La Commission islamique d'Espagne, qui est l'interlocuteur du gouvernement, se joint à cet appel à la responsabilité. Face à l'augmentation de l'incidence cumulée, ils rappellent sur leur site web que "le jeûne est un devoir religieux personnel, individuel et intime", et que si un fidèle n'était pas en mesure de le respecter pour des raisons de santé au-delà des exceptions stipulées (comme les femmes enceintes), il est conseillé de consulter un médecin et de mettre fin au jeûne si nécessaire. En outre, la Commission islamique d'Espagne rappelle aux fidèles qu'il est très important d'éviter les foules, les rassemblements de masse et, dans ce cas, de réduire autant que possible le temps passé dans les mosquées.
A Ceuta, la situation épidémiologique s'aggrave chaque jour. Face à l'augmentation des contagions avec une incidence cumulée de près de 500 cas pour 100 000 habitants, les 33 mosquées de Ceuta ont accepté de fermer à la fin de la dernière prière. L'Union des communautés islamiques d'Espagne à Ceuta (UCIDE) et la Commission islamique d'Espagne avaient demandé la prolongation du couvre-feu nocturne entre 23h30 et 00h00 afin de laisser du temps pour les dernières prières de la journée (Tarawih et Isha). Ils pourront enfin accueillir la prière du Maghrib avant le coucher du soleil et la rupture du jeûne à 21 heures, mais pas le reste. Ainsi, comme ils n'ouvriront leurs portes qu'à 6 heures du matin le lendemain, la communauté islamique conseille aux fidèles d'effectuer les dernières prières sur une base volontaire avec leurs familles à la maison. Ils comprennent la gravité de la situation sanitaire et, dans ce cas, disent-ils, la santé prévaut sur la liberté de religion qu'ils continueront à exercer dans leurs foyers.
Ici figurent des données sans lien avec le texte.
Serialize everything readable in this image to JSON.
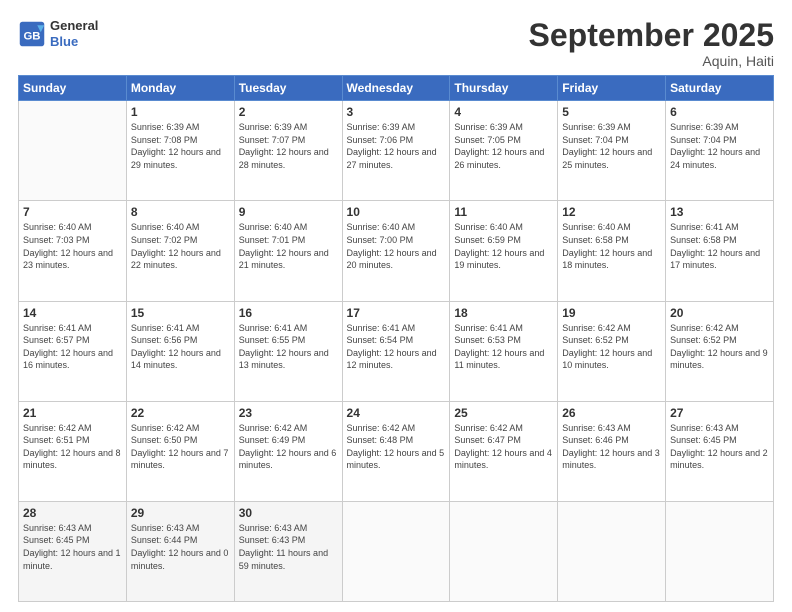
{
  "logo": {
    "line1": "General",
    "line2": "Blue"
  },
  "title": "September 2025",
  "location": "Aquin, Haiti",
  "days_header": [
    "Sunday",
    "Monday",
    "Tuesday",
    "Wednesday",
    "Thursday",
    "Friday",
    "Saturday"
  ],
  "weeks": [
    [
      {
        "day": "",
        "sunrise": "",
        "sunset": "",
        "daylight": ""
      },
      {
        "day": "1",
        "sunrise": "Sunrise: 6:39 AM",
        "sunset": "Sunset: 7:08 PM",
        "daylight": "Daylight: 12 hours and 29 minutes."
      },
      {
        "day": "2",
        "sunrise": "Sunrise: 6:39 AM",
        "sunset": "Sunset: 7:07 PM",
        "daylight": "Daylight: 12 hours and 28 minutes."
      },
      {
        "day": "3",
        "sunrise": "Sunrise: 6:39 AM",
        "sunset": "Sunset: 7:06 PM",
        "daylight": "Daylight: 12 hours and 27 minutes."
      },
      {
        "day": "4",
        "sunrise": "Sunrise: 6:39 AM",
        "sunset": "Sunset: 7:05 PM",
        "daylight": "Daylight: 12 hours and 26 minutes."
      },
      {
        "day": "5",
        "sunrise": "Sunrise: 6:39 AM",
        "sunset": "Sunset: 7:04 PM",
        "daylight": "Daylight: 12 hours and 25 minutes."
      },
      {
        "day": "6",
        "sunrise": "Sunrise: 6:39 AM",
        "sunset": "Sunset: 7:04 PM",
        "daylight": "Daylight: 12 hours and 24 minutes."
      }
    ],
    [
      {
        "day": "7",
        "sunrise": "Sunrise: 6:40 AM",
        "sunset": "Sunset: 7:03 PM",
        "daylight": "Daylight: 12 hours and 23 minutes."
      },
      {
        "day": "8",
        "sunrise": "Sunrise: 6:40 AM",
        "sunset": "Sunset: 7:02 PM",
        "daylight": "Daylight: 12 hours and 22 minutes."
      },
      {
        "day": "9",
        "sunrise": "Sunrise: 6:40 AM",
        "sunset": "Sunset: 7:01 PM",
        "daylight": "Daylight: 12 hours and 21 minutes."
      },
      {
        "day": "10",
        "sunrise": "Sunrise: 6:40 AM",
        "sunset": "Sunset: 7:00 PM",
        "daylight": "Daylight: 12 hours and 20 minutes."
      },
      {
        "day": "11",
        "sunrise": "Sunrise: 6:40 AM",
        "sunset": "Sunset: 6:59 PM",
        "daylight": "Daylight: 12 hours and 19 minutes."
      },
      {
        "day": "12",
        "sunrise": "Sunrise: 6:40 AM",
        "sunset": "Sunset: 6:58 PM",
        "daylight": "Daylight: 12 hours and 18 minutes."
      },
      {
        "day": "13",
        "sunrise": "Sunrise: 6:41 AM",
        "sunset": "Sunset: 6:58 PM",
        "daylight": "Daylight: 12 hours and 17 minutes."
      }
    ],
    [
      {
        "day": "14",
        "sunrise": "Sunrise: 6:41 AM",
        "sunset": "Sunset: 6:57 PM",
        "daylight": "Daylight: 12 hours and 16 minutes."
      },
      {
        "day": "15",
        "sunrise": "Sunrise: 6:41 AM",
        "sunset": "Sunset: 6:56 PM",
        "daylight": "Daylight: 12 hours and 14 minutes."
      },
      {
        "day": "16",
        "sunrise": "Sunrise: 6:41 AM",
        "sunset": "Sunset: 6:55 PM",
        "daylight": "Daylight: 12 hours and 13 minutes."
      },
      {
        "day": "17",
        "sunrise": "Sunrise: 6:41 AM",
        "sunset": "Sunset: 6:54 PM",
        "daylight": "Daylight: 12 hours and 12 minutes."
      },
      {
        "day": "18",
        "sunrise": "Sunrise: 6:41 AM",
        "sunset": "Sunset: 6:53 PM",
        "daylight": "Daylight: 12 hours and 11 minutes."
      },
      {
        "day": "19",
        "sunrise": "Sunrise: 6:42 AM",
        "sunset": "Sunset: 6:52 PM",
        "daylight": "Daylight: 12 hours and 10 minutes."
      },
      {
        "day": "20",
        "sunrise": "Sunrise: 6:42 AM",
        "sunset": "Sunset: 6:52 PM",
        "daylight": "Daylight: 12 hours and 9 minutes."
      }
    ],
    [
      {
        "day": "21",
        "sunrise": "Sunrise: 6:42 AM",
        "sunset": "Sunset: 6:51 PM",
        "daylight": "Daylight: 12 hours and 8 minutes."
      },
      {
        "day": "22",
        "sunrise": "Sunrise: 6:42 AM",
        "sunset": "Sunset: 6:50 PM",
        "daylight": "Daylight: 12 hours and 7 minutes."
      },
      {
        "day": "23",
        "sunrise": "Sunrise: 6:42 AM",
        "sunset": "Sunset: 6:49 PM",
        "daylight": "Daylight: 12 hours and 6 minutes."
      },
      {
        "day": "24",
        "sunrise": "Sunrise: 6:42 AM",
        "sunset": "Sunset: 6:48 PM",
        "daylight": "Daylight: 12 hours and 5 minutes."
      },
      {
        "day": "25",
        "sunrise": "Sunrise: 6:42 AM",
        "sunset": "Sunset: 6:47 PM",
        "daylight": "Daylight: 12 hours and 4 minutes."
      },
      {
        "day": "26",
        "sunrise": "Sunrise: 6:43 AM",
        "sunset": "Sunset: 6:46 PM",
        "daylight": "Daylight: 12 hours and 3 minutes."
      },
      {
        "day": "27",
        "sunrise": "Sunrise: 6:43 AM",
        "sunset": "Sunset: 6:45 PM",
        "daylight": "Daylight: 12 hours and 2 minutes."
      }
    ],
    [
      {
        "day": "28",
        "sunrise": "Sunrise: 6:43 AM",
        "sunset": "Sunset: 6:45 PM",
        "daylight": "Daylight: 12 hours and 1 minute."
      },
      {
        "day": "29",
        "sunrise": "Sunrise: 6:43 AM",
        "sunset": "Sunset: 6:44 PM",
        "daylight": "Daylight: 12 hours and 0 minutes."
      },
      {
        "day": "30",
        "sunrise": "Sunrise: 6:43 AM",
        "sunset": "Sunset: 6:43 PM",
        "daylight": "Daylight: 11 hours and 59 minutes."
      },
      {
        "day": "",
        "sunrise": "",
        "sunset": "",
        "daylight": ""
      },
      {
        "day": "",
        "sunrise": "",
        "sunset": "",
        "daylight": ""
      },
      {
        "day": "",
        "sunrise": "",
        "sunset": "",
        "daylight": ""
      },
      {
        "day": "",
        "sunrise": "",
        "sunset": "",
        "daylight": ""
      }
    ]
  ]
}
Malgré cela, le Ramadan a commencé par des manifestations à Ceuta. Une caravane de véhicules et une centaine de personnes ont parcouru les rues de la ville autonome pour demander l'abrogation du décret qui a avancé le couvre-feu de 60 minutes jusqu'au 25 avril, soit jusqu'à 22h00.
A Melilla, les données sur les contagions ne sont pas bonnes non plus. Cette semaine, alors qu'il a dépassé 500 cas pour 100 000 habitants, le gouvernement de la ville autonome a annoncé la fermeture de l'intérieur des bars et des salles de sport. Malgré cela, la Commission islamique de Melilla a également essayé de retarder le couvre-feu en faisant valoir que le retard dans le début du couvre-feu serait plus que compensé par l'absence de vie sociale pendant la journée en raison du jeûne. Une demande qui, une fois de plus, a été refusée par le gouvernement de la ville autonome pour des raisons strictement sanitaires.
La vaccination suscite encore de nombreux doutes. De retour sur l'esplanade en face de la mosquée sur la M30, M. Said nous apprend qu'il a été convoqué la semaine prochaine pour un entretien avec AstraZeneca. Malgré les craintes et les réticences que suscite l'antidote d'Oxford, M. Said se sent privilégié et n'a pas hésité à confirmer immédiatement sa nomination. "C'est un cadeau d'Allah", confesse l'homme de 67 ans.
L'imam de Ceuta insiste sur le fait qu'"il n'y a aucune excuse pour ne pas se faire vacciner, pas même pendant le mois de Ramadan". Ahmed Laziz précise qu'il n'y a pas d'incompatibilité entre le fait d'être vacciné contre le COVID-19 et le respect du jeûne pendant le mois sacré. "Il ne s'agit pas de nourrir, mais de guérir. C'est une obligation de sauvegarder la vie avant de sauver la religion", explique M. Laziz. Conclusion : le vaccin contre le SRAS-CoV2 ne comprend pas les religions et ne rompt pas le jeûne, même si le doute est dans l'air et le débat dans la rue.